Greeley traffic tickets likely to get less costly

Getting a speeding ticket in Greeley will likely be less expensive at the start of the year.

The city council has yet to approve the 2011 budget, but at Tuesday night’s budget work session the majority of council members informally favored scrapping a traffic-calming surcharge that’s been in place since 2003.

Councilman Mike Finn led the charge to dump the $25 fee, which is applied on municipal traffic tickets of three points or more.

Finn argued that the surcharge makes Greeley traffic violations the most expensive among regional cities. City research shows that a four-point ticket fine, for a violation such as speeding, costs $185 in Greeley, compared with $135 in Fort Collins and $110 in Loveland. The fine is highest in Weld County, which tickets a four-point violator $192.

“Basically, there’s no reason Greeley should have the highest cost for a moving violation in northern Colorado, especially given the community,” Finn said. “It’s not a wealthy community by any stretch, and (the surcharge) is a revenue generator. Call it what you want to, but the purpose is to increase the revenue to the general fund. To me, it’s wrong, especially when the people who benefit are the people who are giving out the tickets.”

The surcharge generates about $260,000 a year, going most recently to traffic-calming efforts in the police department’s traffic enforcement team. The money covers salary and benefits, as well as traffic safety expenses such as radar guns, traffic enforcement vehicles and education campaigns. The money has also gone to traffic-calming measures such as raised crosswalks, traffic circles and street closures.

A city study found the surcharge has delivered tangible benefits in education and enforcement efforts, but that “no hard evidence exists of specific safety benefits” from the construction projects. Therefore, city staff recommended that beginning in 2011 the roughly $260,000 be used to defray salary and benefit costs of seven officers assigned to the traffic enforcement team.

In a straw poll Tuesday, council members siding with Finn were Mayor Tom Norton, Maria Secrest and Charles Archibeque. Those favoring the surcharge were John Gates and Donna Sapienza; Sandi Elder remained neutral, but she said Wednesday she’d vote against the fee when it’s time to approve the budget. “In this economic time right now I would vote to get rid of the surcharge,” she said.

At the meeting, Finn said the fee amounts to a “bounty on the citizens of Greeley,” but Gates, a former police officer and current head of security for Greeley-Evans School District 6, said, “those that are violating should pay the freight.”

“I feel the traffic-calming surcharge is violator-based, and you don’t have to pay it if you don’t break the law,” Gates said Wednesday. “While nobody likes to get a ticket, traffic enforcement and any related surcharge do tend to have an effect on driver behavior.”

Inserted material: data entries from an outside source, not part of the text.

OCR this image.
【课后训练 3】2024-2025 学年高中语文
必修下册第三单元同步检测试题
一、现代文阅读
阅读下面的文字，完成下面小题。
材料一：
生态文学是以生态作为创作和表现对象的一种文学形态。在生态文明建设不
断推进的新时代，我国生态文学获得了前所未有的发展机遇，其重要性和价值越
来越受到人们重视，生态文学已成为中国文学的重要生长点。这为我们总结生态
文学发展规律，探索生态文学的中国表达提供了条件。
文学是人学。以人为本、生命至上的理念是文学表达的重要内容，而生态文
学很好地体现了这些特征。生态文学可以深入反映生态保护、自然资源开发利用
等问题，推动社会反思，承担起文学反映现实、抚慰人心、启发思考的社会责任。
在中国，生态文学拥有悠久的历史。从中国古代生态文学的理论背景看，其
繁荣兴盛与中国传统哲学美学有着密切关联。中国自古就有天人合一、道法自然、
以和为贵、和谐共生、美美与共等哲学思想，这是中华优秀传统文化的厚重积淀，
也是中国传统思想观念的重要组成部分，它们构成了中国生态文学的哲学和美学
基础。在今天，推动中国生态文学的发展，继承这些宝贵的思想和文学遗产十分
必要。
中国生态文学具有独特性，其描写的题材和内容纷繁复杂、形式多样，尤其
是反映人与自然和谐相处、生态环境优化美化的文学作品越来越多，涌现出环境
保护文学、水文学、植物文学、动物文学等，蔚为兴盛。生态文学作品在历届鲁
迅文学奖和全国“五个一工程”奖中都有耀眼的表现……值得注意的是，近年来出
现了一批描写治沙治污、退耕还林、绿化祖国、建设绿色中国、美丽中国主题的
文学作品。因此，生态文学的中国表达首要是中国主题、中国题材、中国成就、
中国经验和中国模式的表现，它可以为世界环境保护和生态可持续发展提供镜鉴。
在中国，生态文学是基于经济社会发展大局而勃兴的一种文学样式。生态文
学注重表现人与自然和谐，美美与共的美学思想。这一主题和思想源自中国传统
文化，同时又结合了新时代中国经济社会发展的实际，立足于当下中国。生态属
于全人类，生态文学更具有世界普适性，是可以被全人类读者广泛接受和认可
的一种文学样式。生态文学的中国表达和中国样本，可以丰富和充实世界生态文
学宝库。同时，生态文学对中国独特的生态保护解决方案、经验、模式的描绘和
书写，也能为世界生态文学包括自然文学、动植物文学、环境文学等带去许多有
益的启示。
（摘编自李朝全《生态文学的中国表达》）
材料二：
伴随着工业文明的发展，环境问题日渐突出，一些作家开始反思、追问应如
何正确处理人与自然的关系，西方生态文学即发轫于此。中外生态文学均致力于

Police data show Greeley had 81 injury accidents in 2009, down 80 percent from 405 in 2005. The number of vehicle accidents also has shown steady decline. There were 3,357 accidents in the city in 2005, compared with 2,170 in 2009.

“Those numbers aren’t accomplished by sheer luck,” Gates said. “Nobody likes to get a ticket. I’ve had ’em and I don’t like it. But it’s all about enforcement and education. I feel education and enforcement have made our city safer, and the numbers flat make a believer out of me.”

Gates said he wouldn’t support the surcharge if it went to officer raises. He said the money allows the team to “buy things that are unpopular to some – radar guns, traffic enforcement vehicles and traffic education campaigns.”

Finn took issue with the fact that surcharge funds go mostly to enforcement team salaries and benefits. “It’s just such a conflict. I mean, my goodness, the more tickets you give out the more money that goes into the police fund.”

Further, he said, money spent on tickets means less spent locally.

“Insurance goes up for that person, and that money leaves the community. It goes to whatever insurance (company),” Finn said. “It’s not a good way to collect money for a general fund.”

The council plans to fill the revenue gap with money from the salary and benefit contingency fund. Historically, the city budgets 98 percent of salaries and benefits, counting on attrition to lessen overall expenses. But due to lower attrition in the last two years, the city set aside the contingency fund as a cushion in case turnover didn’t occur.

The fund stands at $602,162, and “the finance director felt comfortable we can dip into that,” City Manager Roy Otto said.